In June 2004, Malone announced what he called a New Evangelism Planning Committee and appointed 10 laypeople, three priests, two nuns and a deacon, from Fort Kent to Biddeford, to serve.
The panel submitted its recommendations to the bishop on Jan. 6. After receiving comment from priests and diocesan leaders, Malone approved the plan that he unveiled Tuesday.
Malone and members of the committee did not rule out that one long-term result may involve closing churches and rectories in rural communities or communities that have more than one parish.
The bishop stressed Tuesday that the plan was driven by the church’s mission “to be an evangelizing people.”
“It will involve the laity in new and very strong ways,” Malone said, “and will call for very significant collaboration in the leadership of the church as we go forward – collaboration of the clergy and the laity in new forms of leadership.”

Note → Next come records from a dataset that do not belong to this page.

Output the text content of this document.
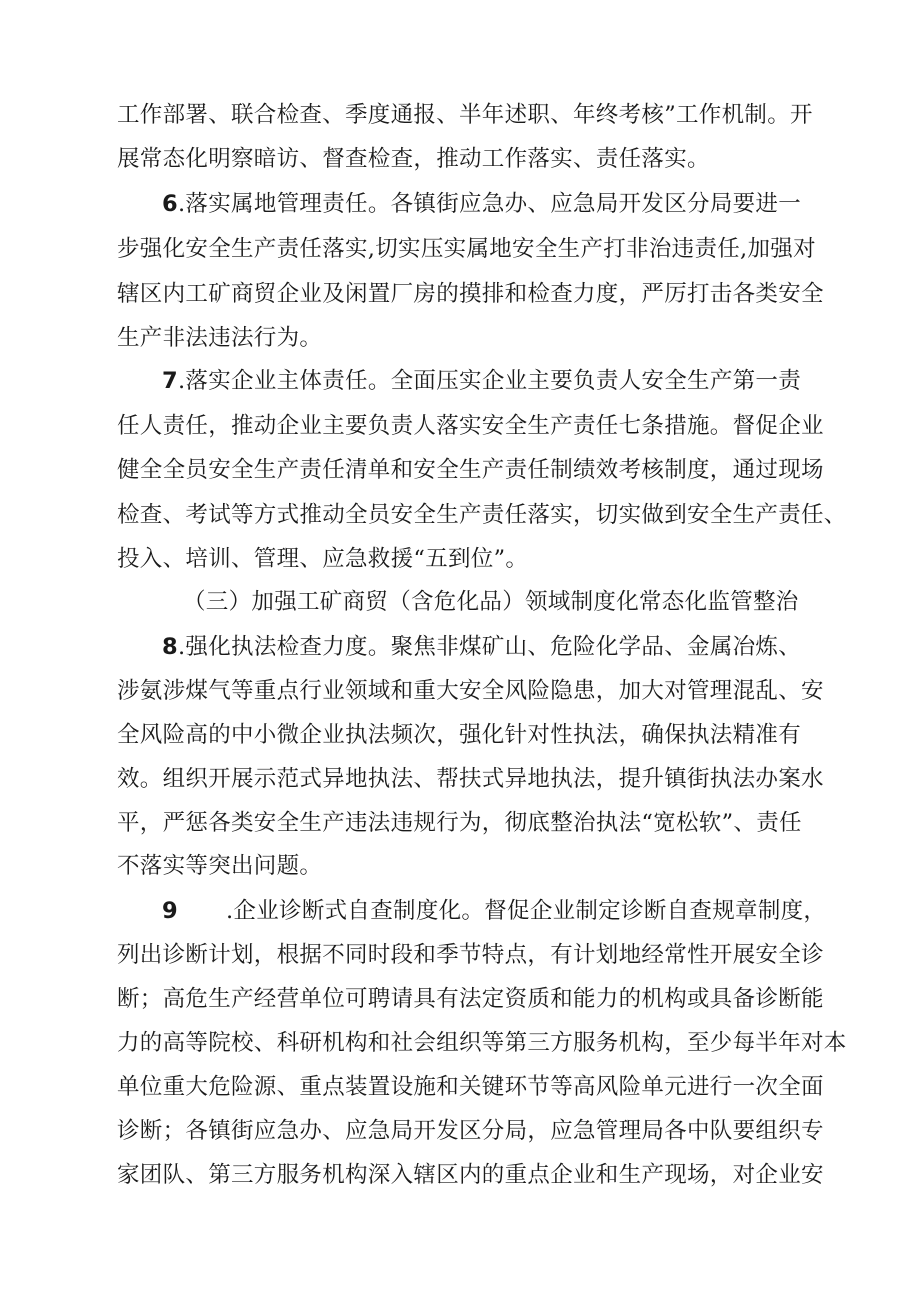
工作部署、联合检查、季度通报、半年述职、年终考核”工作机制。开
展常态化明察暗访、督查检查，推动工作落实、责任落实。
6.落实属地管理责任。各镇街应急办、应急局开发区分局要进一
步强化安全生产责任落实,切实压实属地安全生产打非治违责任,加强对
辖区内工矿商贸企业及闲置厂房的摸排和检查力度，严厉打击各类安全
生产非法违法行为。
7.落实企业主体责任。全面压实企业主要负责人安全生产第一责
任人责任，推动企业主要负责人落实安全生产责任七条措施。督促企业
健全全员安全生产责任清单和安全生产责任制绩效考核制度，通过现场
检查、考试等方式推动全员安全生产责任落实，切实做到安全生产责任、
投入、培训、管理、应急救援“五到位”。
（三）加强工矿商贸（含危化品）领域制度化常态化监管整治
8.强化执法检查力度。聚焦非煤矿山、危险化学品、金属冶炼、
涉氨涉煤气等重点行业领域和重大安全风险隐患，加大对管理混乱、安
全风险高的中小微企业执法频次，强化针对性执法，确保执法精准有
效。组织开展示范式异地执法、帮扶式异地执法，提升镇街执法办案水
平，严惩各类安全生产违法违规行为，彻底整治执法“宽松软”、责任
不落实等突出问题。
9 .企业诊断式自查制度化。督促企业制定诊断自查规章制度，
列出诊断计划，根据不同时段和季节特点，有计划地经常性开展安全诊
断；高危生产经营单位可聘请具有法定资质和能力的机构或具备诊断能
力的高等院校、科研机构和社会组织等第三方服务机构，至少每半年对本
单位重大危险源、重点装置设施和关键环节等高风险单元进行一次全面
诊断；各镇街应急办、应急局开发区分局，应急管理局各中队要组织专
家团队、第三方服务机构深入辖区内的重点企业和生产现场，对企业安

There are about 95 diocesan priests serving in parishes around the state. Because of anticipated retirements and the number of men studying for the priesthood, that number in five years is expected to drop to somewhere between 60 and 65, Malone said.
The plan calls for staffing churches with more than two dozen priests from religious orders, although they have not been assigned to specific clusters.

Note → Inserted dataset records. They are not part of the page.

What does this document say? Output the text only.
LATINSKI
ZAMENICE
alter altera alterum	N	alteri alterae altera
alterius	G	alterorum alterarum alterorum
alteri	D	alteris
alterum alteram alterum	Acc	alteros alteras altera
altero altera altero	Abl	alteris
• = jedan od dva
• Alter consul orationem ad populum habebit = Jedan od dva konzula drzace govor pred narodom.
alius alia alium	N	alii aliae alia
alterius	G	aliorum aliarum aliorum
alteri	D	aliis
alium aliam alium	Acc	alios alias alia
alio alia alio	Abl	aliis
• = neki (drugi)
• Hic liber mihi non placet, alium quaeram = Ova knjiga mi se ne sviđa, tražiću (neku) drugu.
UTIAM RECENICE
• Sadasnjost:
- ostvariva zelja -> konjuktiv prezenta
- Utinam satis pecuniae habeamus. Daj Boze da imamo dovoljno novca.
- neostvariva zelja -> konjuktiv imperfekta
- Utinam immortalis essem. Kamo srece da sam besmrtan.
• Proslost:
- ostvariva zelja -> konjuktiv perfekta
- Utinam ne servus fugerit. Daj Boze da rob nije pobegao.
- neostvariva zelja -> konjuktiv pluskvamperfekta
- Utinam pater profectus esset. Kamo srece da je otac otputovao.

About a half-dozen committee members, including Bill Hogan of Veazie, attended Tuesday’s news conference,
“Our challenge was to distribute the priests as sparsely as we could to make sure everyone had the privilege of the Eucharist,” Hogan said in an earlier interview. “Number one in my mind was, we know we have limited resources and a large, spread-out geography. How do we bring various parishes together to work with each other when some do not have a resident pastor?”
The answer was to create clusters, or groups of churches, that are close together geographically and assign a certain number of priests to each cluster. Clusters have existed in the diocese since 1999 but were smaller, and churches in them did not necessarily share priests.

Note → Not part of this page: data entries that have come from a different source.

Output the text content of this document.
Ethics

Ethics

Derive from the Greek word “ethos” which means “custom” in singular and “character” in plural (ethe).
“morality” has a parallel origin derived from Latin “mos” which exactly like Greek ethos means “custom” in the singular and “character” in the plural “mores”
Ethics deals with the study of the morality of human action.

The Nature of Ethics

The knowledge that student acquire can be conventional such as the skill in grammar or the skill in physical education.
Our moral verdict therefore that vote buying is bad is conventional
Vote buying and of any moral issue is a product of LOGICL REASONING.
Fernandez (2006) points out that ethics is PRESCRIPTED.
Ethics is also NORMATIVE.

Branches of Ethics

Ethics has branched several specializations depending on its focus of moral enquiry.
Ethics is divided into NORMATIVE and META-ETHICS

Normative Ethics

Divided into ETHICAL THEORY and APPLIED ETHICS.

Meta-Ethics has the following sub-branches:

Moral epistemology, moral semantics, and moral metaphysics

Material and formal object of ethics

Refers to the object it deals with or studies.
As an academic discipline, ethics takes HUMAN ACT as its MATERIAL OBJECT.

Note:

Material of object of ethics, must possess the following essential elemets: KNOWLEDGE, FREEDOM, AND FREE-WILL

Many did offer joint events for youth groups and collaborated for special events. In 2000, churches in Bangor, Brewer, Hampden and Winterport held two joint Masses at the Bangor Civic Center to celebrate the Jubilee year that were attended by an estimated 4,500 worshippers.
Parishioners and priests in the new clusters are to begin meeting this summer to determine which resources – such as worship space, clergy, lay ministers and programs – are available in each church.
Malone said Tuesday that he is looking to the laypeople and clergy to make the tough decisions about how resources, including a priest’s time, will be distributed in five years.
“This way we will also strengthen the leadership of our parishes because we will have the skills and gifts that many laypeople bring that most of us priests are not trained in,” Malone said.
“The idea is to strengthen the work of the church by bringing larger groups of people together to pool all of their resources – time, talent, treasure – in a manner that’s more effective than any one parish could do on its own,” he said. “This whole project is going to challenge all of us who are Catholic in Maine to a new appreciation of who we are as church.”
Dioceses around the country recently have implemented realignments with mixed results.
Parishioners in Boston have protested a reorganization announced last year by Archbishop Sean O’Malley that would have closed nearly a fifth of the area’s 357 parishes.
Parishioners in some Boston-area parishes reacted by occupying churches and picketing the bishop’s office. Last month, O’Malley announced that he would not close several churches where vigils had been held.
Malone’s decision to include the laity in a consultative process might help the Maine diocese avoid that kind of dissension.
The dioceses of Green Bay, Wis., and Albany, N.Y., have used a similar process to close churches over the past decade, according to Commonweal magazine, an independent journal of opinion edited and managed by lay Catholics.
Representatives from both dioceses reported that the realignments had not been easy, but that the slower, more gradual process which included the laity had seemed to ease resentments.